More than 30% of all family owned businesses
survive into the second generation. 12% will still be viable
into the third generation, with 3% of all family businesses
operating at fourth generation level and beyond.
- Family Business Review
Inadequate estate planning and failure to
properly prepare and provide for the transition to the next
generation, coupled with the lack of funds to pay estate
taxes, were among the three leading causes for failure of
family owned businesses. In 47.7%, the transition and
ultimate collapse of the firm was precipitated by the
founder’s death.
- University of Connecticut Family
Business Program website
Over the course of their careers, Vernon Rudolph,
founder of Krispy Kreme, and Joe Robbie, owner of the Miami Dolphins
and the Joe Robbie Stadium, became two of the most successful
entrepreneurs in America. When Rudolph died in 1973, Krispy Kreme
was sold and eventually acquired by Beatrice Foods. Sadly, because
there was no business succession plan in place, Rudolph’s family
forfeited the Krispy Kreme empire. Likewise, in order to settle
estate taxes, the Robbie family was forced to sell their ownership
in the Dolphins and the stadium named after its former owner.
One of the primary reasons that businesses like these fail to
succeed from one generation to the next is lack of planning. Whether
you’re the owner of Krispy Kreme or the owner of a small, closely
held business, planning ahead is key to maintaining your business’s
success. This is where a business succession plan plays a critical
role.
A business succession plan transitions your company’s ownership and
management to the next generation, which will maintain your
business’s long-term financial objectives. With a succession plan in
place, you can transfer control according to your wishes, facilitate
a smooth and orderly transition to your successors, minimize the tax
liability for you and your family, and provide for their economic
well-being.
Without a plan, the future of your business is at risk. For
instance, if there are insufficient liquid assets in the estate to
pay Uncle Sam, your family may be forced to sell the business. A
succession plan, however, will prepare your family and business for
the inevitable tax liabilities that will be incurred upon such a
transfer of ownership.
Furthermore, a succession plan will also facilitate in the transfer
of ownership and control. If you plan ahead and select your
successor(s), you have the ability to coach them and they, in turn,
will be better prepared to manage your business at any given moment.

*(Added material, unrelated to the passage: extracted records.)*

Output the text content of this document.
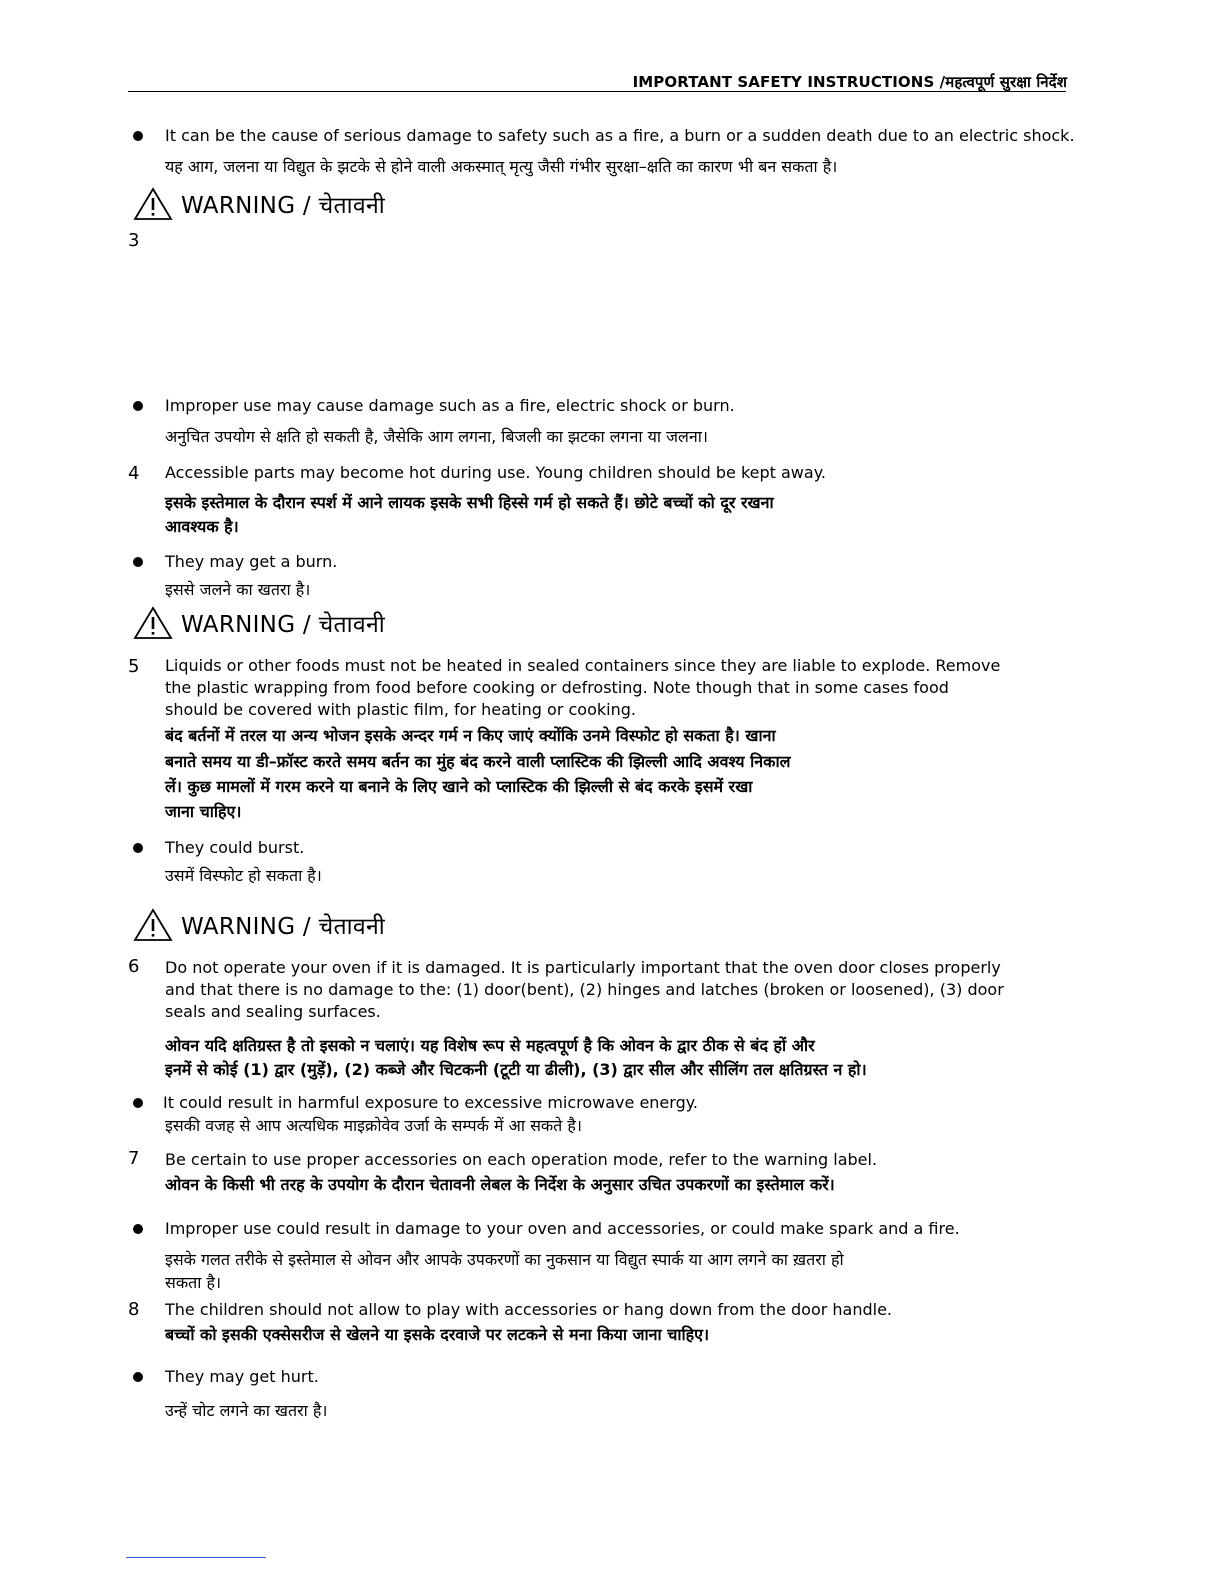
IMPORTANT SAFETY INSTRUCTIONS /महत्वपूर्ण सुरक्षा निर्देश
It can be the cause of serious damage to safety such as a fire, a burn or a sudden death due to an electric shock.
यह आग, जलना या विद्युत के झटके से होने वाली अकस्मात् मृत्यु जैसी गंभीर सुरक्षा–क्षति का कारण भी बन सकता है।
WARNING / चेतावनी
3
Improper use may cause damage such as a fire, electric shock or burn.
अनुचित उपयोग से क्षति हो सकती है, जैसेकि आग लगना, बिजली का झटका लगना या जलना।
4 Accessible parts may become hot during use. Young children should be kept away.
इसके इस्तेमाल के दौरान स्पर्श में आने लायक इसके सभी हिस्से गर्म हो सकते हैं। छोटे बच्चों को दूर रखना
आवश्यक है।
They may get a burn.
इससे जलने का खतरा है।
WARNING / चेतावनी
5 Liquids or other foods must not be heated in sealed containers since they are liable to explode. Remove
the plastic wrapping from food before cooking or defrosting. Note though that in some cases food
should be covered with plastic film, for heating or cooking.
बंद बर्तनों में तरल या अन्य भोजन इसके अन्दर गर्म न किए जाएं क्योंकि उनमे विस्फोट हो सकता है। खाना
बनाते समय या डी–फ्रॉस्ट करते समय बर्तन का मुंह बंद करने वाली प्लास्टिक की झिल्ली आदि अवश्य निकाल
लें। कुछ मामलों में गरम करने या बनाने के लिए खाने को प्लास्टिक की झिल्ली से बंद करके इसमें रखा
जाना चाहिए।
They could burst.
उसमें विस्फोट हो सकता है।
WARNING / चेतावनी
6 Do not operate your oven if it is damaged. It is particularly important that the oven door closes properly
and that there is no damage to the: (1) door(bent), (2) hinges and latches (broken or loosened), (3) door
seals and sealing surfaces.
ओवन यदि क्षतिग्रस्त है तो इसको न चलाएं। यह विशेष रूप से महत्वपूर्ण है कि ओवन के द्वार ठीक से बंद हों और
इनमें से कोई (1) द्वार (मुड़ें), (2) कब्जे और चिटकनी (टूटी या ढीली), (3) द्वार सील और सीलिंग तल क्षतिग्रस्त न हो।
It could result in harmful exposure to excessive microwave energy.
इसकी वजह से आप अत्यधिक माइक्रोवेव उर्जा के सम्पर्क में आ सकते है।
7 Be certain to use proper accessories on each operation mode, refer to the warning label.
ओवन के किसी भी तरह के उपयोग के दौरान चेतावनी लेबल के निर्देश के अनुसार उचित उपकरणों का इस्तेमाल करें।
Improper use could result in damage to your oven and accessories, or could make spark and a fire.
इसके गलत तरीके से इस्तेमाल से ओवन और आपके उपकरणों का नुकसान या विद्युत स्पार्क या आग लगने का ख़तरा हो
सकता है।
8 The children should not allow to play with accessories or hang down from the door handle.
बच्चों को इसकी एक्सेसरीज से खेलने या इसके दरवाजे पर लटकने से मना किया जाना चाहिए।
They may get hurt.
उन्हें चोट लगने का खतरा है।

There are several factors that you will need to consider when
creating a business succession plan. For example, you will have to
determine what role, if any, the next generation will want to play
in the business; who is best qualified to take over the reins; the
viability of the business in the foreseeable future; and the tax
consequences of the transfer.
There are several transfer strategies that you can use to implement
the succession plan of your choice. The following list outlines just
a few of options that are available.
Outright Sale
You can sell your ownership in the business to a
competitor or third party buyer. Selling to a competitor can be
a lucrative option because a competitor may be willing to buy at
a premium in order to eliminate price competition, consolidate
overhead and cement their position in the marketplace. Of
course, there is the risk that the new owner may change the
business or even close it and you may not receive full value of
the business.
Outright Gift
You can transfer all or a portion of your
business to your heirs without compensation. You can also
transfer a portion of your business annually to take advantage
of the gift tax rules. Currently, you can gift up to $11,000 a
year per recipient without incurring gift tax liability. A
family limited partnership is often used in this situation.
Family Limited Partnership
Family members, usually the parents, place
assets into a partnership and gift minority interests to the
other family members. Parents can shift wealth to their children
and introduce them to the business, while they continue to
maintain control over the assets and reduce their tax liability.
Buy-Sell Agreement
A buy-sell agreement will identify a buyer upon
your death and will set a value, or the means by which to set
the value, for the stock in your business. The agreement can
outline triggering events (e.g. retirement, disability, death)
and terms for the owner or his heirs to liquidate or transfer
ownership interest at the set value. Often times, a family
member, who is active in the business, can purchase life
insurance on the parent/owner and use the proceeds to buy the
owner’s share of the business upon his/her death.
Employee Stock Ownership Plan (“ESOP”)
If no one in your family is willing or able to
take over the business and there are no prospective outside
buyers, an ESOP is an option. An ESOP is an employee benefit
plan that allows the company to make tax deductible
contributions that are invested in employer stock. The shares
are then allocated among the employee participants. You can
slowly transfer ownership to your employees over time in a
tax-friendly manner by reducing income, gift and/or estate tax
liability.
Regardless of which type of plan you select, a
professionally developed business succession plan will preserve the
legacy of your hard work and ensure the success of your business.